This reconstructed stave church in a leafy suburb of Bergen is easy to visit thanks to the city's Light Rail system. Here's what you need to know about the beautiful Fantoft Stave Church.
Many of Norway's magnificent stave churches are difficult to visit without a car. Traditionally built outside of villages, many of the stave churches still standing are in rural locations around the fjord region.
Along with the reconstructed Gol Stave Church at the Norwegian Museum of Cultural History in Oslo, Bergen's Fantoft Stave Church must rank as the most accessible in Norway.
Hidden out in a suburb of modern-day Bergen, Fantoft Church was originally built in Fortun in Sogn in 1150 and moved to Fantoft in 1883 to prevent demolition.
The suburb has since been consumed by Bergen and is easy to reach today by bus or on the city's light rail line.
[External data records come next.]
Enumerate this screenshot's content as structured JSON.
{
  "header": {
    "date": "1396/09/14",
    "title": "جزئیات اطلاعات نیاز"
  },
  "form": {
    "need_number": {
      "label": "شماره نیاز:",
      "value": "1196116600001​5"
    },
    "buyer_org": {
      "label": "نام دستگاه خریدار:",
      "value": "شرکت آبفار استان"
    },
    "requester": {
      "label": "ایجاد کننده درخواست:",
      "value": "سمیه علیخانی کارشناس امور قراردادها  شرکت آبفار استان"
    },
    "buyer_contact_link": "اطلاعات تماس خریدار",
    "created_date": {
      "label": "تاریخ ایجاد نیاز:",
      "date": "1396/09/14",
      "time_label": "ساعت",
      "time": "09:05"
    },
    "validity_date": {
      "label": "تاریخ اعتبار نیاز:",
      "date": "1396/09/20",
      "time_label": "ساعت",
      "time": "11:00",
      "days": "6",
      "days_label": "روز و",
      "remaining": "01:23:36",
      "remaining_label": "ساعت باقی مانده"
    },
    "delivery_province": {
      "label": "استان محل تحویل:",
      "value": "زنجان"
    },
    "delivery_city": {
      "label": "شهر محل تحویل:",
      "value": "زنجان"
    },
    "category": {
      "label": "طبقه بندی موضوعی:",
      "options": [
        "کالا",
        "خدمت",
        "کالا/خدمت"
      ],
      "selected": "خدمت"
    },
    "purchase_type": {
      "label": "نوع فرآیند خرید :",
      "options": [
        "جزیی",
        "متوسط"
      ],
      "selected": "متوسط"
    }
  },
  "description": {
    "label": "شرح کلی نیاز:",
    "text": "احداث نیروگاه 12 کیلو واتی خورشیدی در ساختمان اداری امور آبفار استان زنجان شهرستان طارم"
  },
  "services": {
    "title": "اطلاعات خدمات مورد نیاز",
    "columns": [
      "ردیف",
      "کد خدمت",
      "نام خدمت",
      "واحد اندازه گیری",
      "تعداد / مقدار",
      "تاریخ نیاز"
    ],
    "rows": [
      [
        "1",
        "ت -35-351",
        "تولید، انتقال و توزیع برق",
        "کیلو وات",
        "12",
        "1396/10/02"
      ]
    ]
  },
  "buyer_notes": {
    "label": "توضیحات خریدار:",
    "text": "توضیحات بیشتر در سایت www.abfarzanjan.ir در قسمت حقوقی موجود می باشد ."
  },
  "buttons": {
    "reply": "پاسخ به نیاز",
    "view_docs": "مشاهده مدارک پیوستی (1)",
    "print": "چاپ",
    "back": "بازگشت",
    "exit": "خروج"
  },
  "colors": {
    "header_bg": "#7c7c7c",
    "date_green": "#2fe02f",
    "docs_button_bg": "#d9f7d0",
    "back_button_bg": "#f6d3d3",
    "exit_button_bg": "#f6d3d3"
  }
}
Sadly, there's a big “but” when it comes to saying you're visiting an authentic Norwegian stave church. That's because the church that stands here today is not the original.
In the summer of 1992 the original building was destroyed by fire, believed to have been started deliberately by Varg Vikernes, the Norwegian black metal artist who was jailed for arson of several churches including Oslo's Holmenkollen Chapel.
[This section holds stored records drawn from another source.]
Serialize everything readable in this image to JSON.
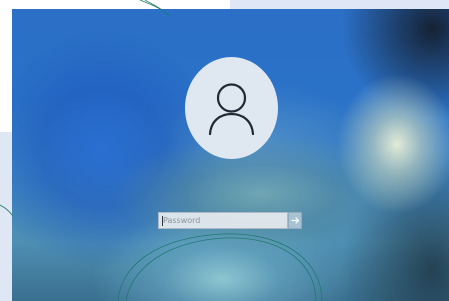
{
  "lock_screen": {
    "avatar_icon": "user-icon",
    "password_placeholder": "Password",
    "submit_icon": "arrow-right-icon"
  },
  "colors": {
    "screen_blue": "#2a72c8",
    "avatar_bg": "#dfe8f0",
    "icon_stroke": "#1f2a36",
    "field_bg": "#e8ecf0",
    "overlay_line": "#1f7a6e"
  }
}
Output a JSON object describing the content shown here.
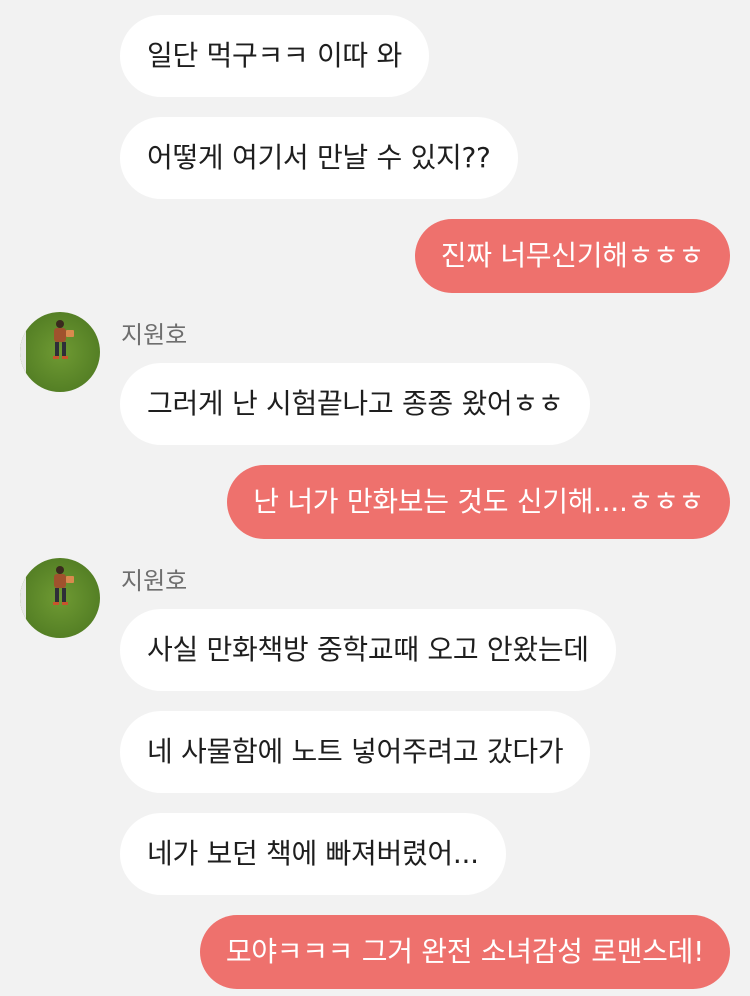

Vikernes stated that the church-burning campaign was part of a war Black Metal was waging on Christianity and Norwegian society.
Although he was not convinced of the Fantoft fire specifically, he used an image of the burnt church on the cover of an EP release a year later. It was supposedly to symbolise the war he claimed Black Metal was waging on Christianity and Norwegian society.
In 1997, the church was rebuilt as close as possible to original specifications with planks, columns, and supports dovetailed or pegged together rather than with glue or nails.
A striking exterior
The stylised dragon heads are notable features of the exterior. This is a result of the conflict between traditional Norse mythology and the emerging Christianisation of Norway when the Church was originally built.
It was believed that some of the old superstitions should be kept, such as the belief that dragons could keep evil spirits away.
Outside the church stands an original stone cross from Tjora, near Stavanger.
An intimate interior
The interior that can seat just a handful of people is kept dimly lit and features a small altar and some interesting Norse-inspired carvings.
Stroll down to the small altar before spending some time exploring every corner to appreciate the craftsmanship, and of course, don’t forget to look up. Because of how they’re constructed, stave churches tend to be tall and Fantoft is no exception.
How to visit Fantoft Stave Church
Access to the building is available from mid-May to mid-September. Outside these times and when the church is closed, it can still be viewed free of charge from a viewing platform and various other spots outside the perimeter fence.
To get a closer look inside the perimeter fence and to look inside the church itself, you'll need to pay the small entrance fee.
Unusually for Norway, only cash or Norwegian debit cards are accepted, although holders of the Bergen Card (a multi-attraction tourist card which can be purchased at the Tourist Information Office) get free entry.
A word of warning: The church is located atop a hill and can only be accessed by a short yet steep walk from either the Fantoft or Paradis stops on the light rail line.
Although it's well worth a visit, it's not an appropriate destination for those who can't walk easily. If you think you might struggle, choose Fantoft station. It's still uphill, but a little easier.